2) Mogen de voor de vervolging van verkeersovertredingen bevoegde instanties, bij de vaststelling van de door de bestuurder van een dergelijk type voertuig na te leven snelheidsbepalingen, een door het Kraftfahrt-Bundesamt (Duits Federaal bureau voor het motorvoertuigenverkeer) krachtens de communautaire typegoedkeuring verleende goedkeuring en een door de Duitse Dienst voertuigenregistratie afgegeven kentekenbewijs dat op deze communautaire typegoedkeuring berust, als niet-beslissend voor de kwalificatie van het type voertuig aanmerken?"

De prejudiciële vragen

14. Met zijn twee vragen, die tezamen moeten worden onderzocht, wenst de verwijzende rechter in wezen te vernemen of richtlijn 70/156 aldus moet worden uitgelegd dat zij in de weg staat aan een nationale wettelijke regeling op grond waarvan voor een voertuig als dat in het hoofdgeding, niet de nationale snelheidsbepalingen voor personenauto's gelden, maar die voor vrachtwagens, ook al is bedoeld voertuig als personenauto geregistreerd op grond van een krachtens die richtlijn verleende communautaire typegoedkeuring.

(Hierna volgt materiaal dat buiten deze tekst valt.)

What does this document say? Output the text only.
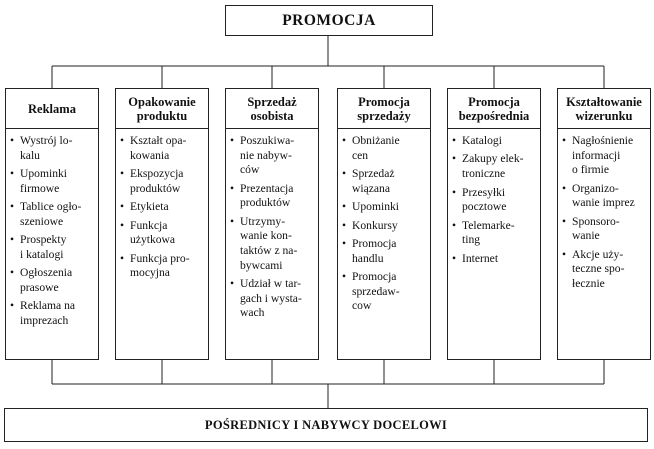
PROMOCJA
Reklama
• Wystrój lo-
kalu
• Upominki
firmowe
• Tablice ogło-
szeniowe
• Prospekty
i katalogi
• Ogłoszenia
prasowe
• Reklama na
imprezach
Opakowanie
produktu
• Kształt opa-
kowania
• Ekspozycja
produktów
• Etykieta
• Funkcja
użytkowa
• Funkcja pro-
mocyjna
Sprzedaż
osobista
• Poszukiwa-
nie nabyw-
ców
• Prezentacja
produktów
• Utrzymy-
wanie kon-
taktów z na-
bywcami
• Udział w tar-
gach i wysta-
wach
Promocja
sprzedaży
• Obniżanie
cen
• Sprzedaż
wiązana
• Upominki
• Konkursy
• Promocja
handlu
• Promocja
sprzedaw-
cow
Promocja
bezpośrednia
• Katalogi
• Zakupy elek-
troniczne
• Przesyłki
pocztowe
• Telemarke-
ting
• Internet
Kształtowanie
wizerunku
• Nagłośnienie
informacji
o firmie
• Organizo-
wanie imprez
• Sponsoro-
wanie
• Akcje uży-
teczne spo-
łecznie
POŚREDNICY I NABYWCY DOCELOWI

15. Vooraf zij opgemerkt dat richtlijn 70/156 enkel uitdrukkelijk verwijst naar de internationale indeling van motorvoertuigen in de categorieën M, N of O, die in bijlage II bij die richtlijn zijn omschreven, maar geen enkele bepaling bevat inzake de indeling van motorvoertuigen in de categorie "personenauto's". Voorts blijkt uit de vaststellingen van de verwijzende rechter dat de fabrikant voor het voertuig waarover het in het hoofdgeding gaat weliswaar over een communautaire typegoedkeuring "M 1" beschikt, maar dat bedoeld voertuig pas bij de registratie door de Duitse autoriteiten als een personenauto is aangemerkt.

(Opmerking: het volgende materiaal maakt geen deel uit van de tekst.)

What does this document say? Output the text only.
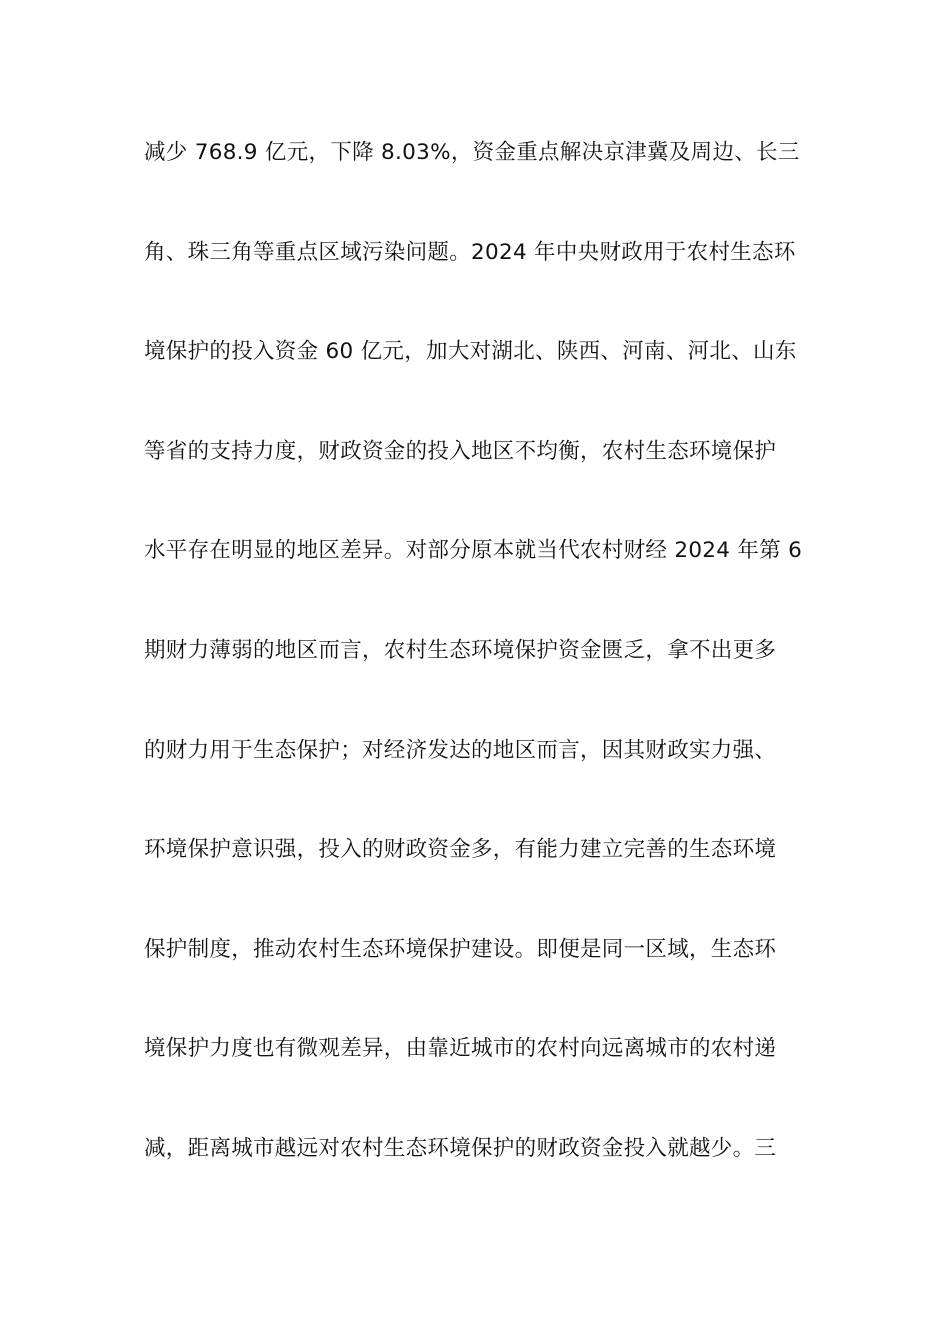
减少 768.9 亿元，下降 8.03%，资金重点解决京津冀及周边、长三
角、珠三角等重点区域污染问题。2024 年中央财政用于农村生态环
境保护的投入资金 60 亿元，加大对湖北、陕西、河南、河北、山东
等省的支持力度，财政资金的投入地区不均衡，农村生态环境保护
水平存在明显的地区差异。对部分原本就当代农村财经 2024 年第 6
期财力薄弱的地区而言，农村生态环境保护资金匮乏，拿不出更多
的财力用于生态保护；对经济发达的地区而言，因其财政实力强、
环境保护意识强，投入的财政资金多，有能力建立完善的生态环境
保护制度，推动农村生态环境保护建设。即便是同一区域，生态环
境保护力度也有微观差异，由靠近城市的农村向远离城市的农村递
减，距离城市越远对农村生态环境保护的财政资金投入就越少。三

16. Richtlijn 70/156 bevat bepalingen die volgens de overwegingen van de considerans ervan tot doel hebben voor ieder type voertuig een communautaire goedkeuringsprocedure vast te stellen en in te voeren, die in de plaats komt van de daarvoor in de lidstaten geldende goedkeuringsprocedures. De draagwijdte van een dergelijke communautaire goedkeuring kan slechts worden bepaald aan de hand van het precieze toepassingsgebied van richtlijn 70/156.

17. In richtlijn 70/156 komen achtereenvolgens aan bod: de typegoedkeuringsprocedure, de daaropvolgende procedure voor de afgifte van een goedkeuringsformulier, het opstellen van het certificaat van overeenstemming door de fabrikant en de verplichting van de lidstaten om, met het oog op de registratie, te controleren of de productie overeenstemt met het goedgekeurde type. De bepalingen van bedoelde richtlijn hebben tot doel de beperkingen van het vrij verkeer van goederen op te heffen. De harmonisatie van de technische voorschriften en kenmerken vormt het middel daartoe. Richtlijn 70/156 bevat evenwel niets dat verder gaat dan deze harmonisatie. In het bijzonder bevat zij geen tot de lidstaten gericht voorschrift betreffende de snelheidsbepalingen die gelden voor de verschillende categorieën motorvoertuigen waarvoor een communautaire typegoedkeuring is verricht.

18. Richtlijn 70/156 ziet dus op de technische kenmerken van een type voertuig en bevat niets anders betreffende de door de bestuurders van motorvoertuigen in acht te nemen wegverkeersregels.

19. Voorts zij opgemerkt dat richtlijn 70/156 is gebaseerd op artikel 100 EEG-Verdrag (nadien artikel 100 EG-Verdrag, thans artikel 94 EG) of op artikel 100 A EEG-Verdrag (nadien artikel 100 A EG-Verdrag, thans, na wijziging, artikel 95 EG), waarin het gaat over harmonisatiebevoegdheden met het oog op de instelling van de gemeenschappelijke markt en de totstandbrenging van de interne markt.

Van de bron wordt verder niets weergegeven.